How can we distil the concept of energy balance in a commercial building into an understanding of the energy balance in residential properties? [15:59]

“It’s one thing to replace ageing lightbulbs and light fixtures with high efficiency fixtures and LED light bulbs. It’s another thing to look at a building in its entirety and say, Okay, what are the pieces and parts that need to change and work together as a whole system, to actually get to 25% depth of energy consumption reduction or greater? And what we find is that these types of interventions, whether it’s lighting, HVAC, whether it’s controls, whether it’s things specific to the building’s shell, even including windows, they work together in concert when planned well, to optimise the energy efficiency outcomes of the whole. Our software allows users to create comparison models that are reflective of proposed or prospective changes to be made to the building. One of the demonstration instances we do is we might modify the lighting intensity on a wattage basis for the facility in one of these models, and compare the originally fit baseline model to this proposed project model. We see, as you would expect, a reduction in electricity consumption attributable to lighting; you also see a reduction in electricity consumption specific cooling load of the building, because the bulbs are putting off a lot less heat than with incandescent or fluorescent bulbs; but you’ll almost always see an increase in natural gas or other heating fuel increases as well, for the very same reason that the cooling load is reduced – the heating load is increased because the lights are not putting off nearly as much heat into the space.”

What is your long term vision for EnergyRM? Where do you want to see EnergyRM by the time we hit 2030? [24:10]

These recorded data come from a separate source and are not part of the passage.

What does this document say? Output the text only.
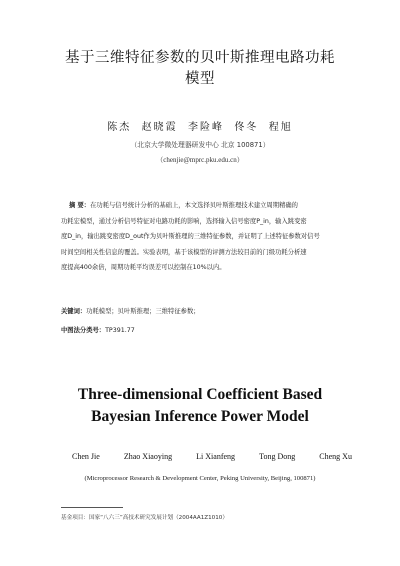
基于三维特征参数的贝叶斯推理电路功耗
模型
陈杰 赵晓霞 李险峰 佟冬 程旭
（北京大学微处理器研发中心 北京 100871）
（chenjie@mprc.pku.edu.cn）
摘 要：在功耗与信号统计分析的基础上，本文选择贝叶斯推理技术建立周期精确的
功耗宏模型，通过分析信号特征对电路功耗的影响，选择输入信号密度P_in，输入跳变密
度D_in，输出跳变密度D_out作为贝叶斯推理的三维特征参数，并证明了上述特征参数对信号
时间空间相关性信息的覆盖。实验表明，基于该模型的评测方法较目前的门级功耗分析速
度提高400余倍，周期功耗平均误差可以控制在10%以内。
关键词：功耗模型；贝叶斯推理；三维特征参数；
中图法分类号：TP391.77
Three-dimensional Coefficient Based
Bayesian Inference Power Model
Chen Jie	Zhao Xiaoying	Li Xianfeng	Tong Dong	Cheng Xu
(Microprocessor Research & Development Center, Peking University, Beijing, 100871)
基金项目：国家“八六三”高技术研究发展计划（2004AA1Z1010）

“I see EnergyRM as the standard for monetising energy efficiency investment. I think our software is used to do that, as well as the transaction structure [which] becomes an industry standard financial instrument that’s accepted very, very broadly. I think we’ve made a very material impact on the portion of that commercial building stock that we’ve identified as our target. I also think, by 2030, we’ve done a really good job of turning energy efficiency into its own asset class. And by that I mean, when we look at properties in the built environment, there’s the land that a building sits on – that is its own asset; there’s the building asset that sits on the land and can be bought and sold; and what we’re working to do is create a scenario under which the energy efficiency investment creates an energy efficiency asset that can be transacted separately from the building and separately from the land. That’s really important when we look at long-term energy efficiency projects and contracts, because it needs to be able to survive the building being bought and sold. It needs to be able to survive tenants moving in and out. But it also needs to be able to create a secondary market for the energy efficiency asset or the future energy efficiency cash flows.”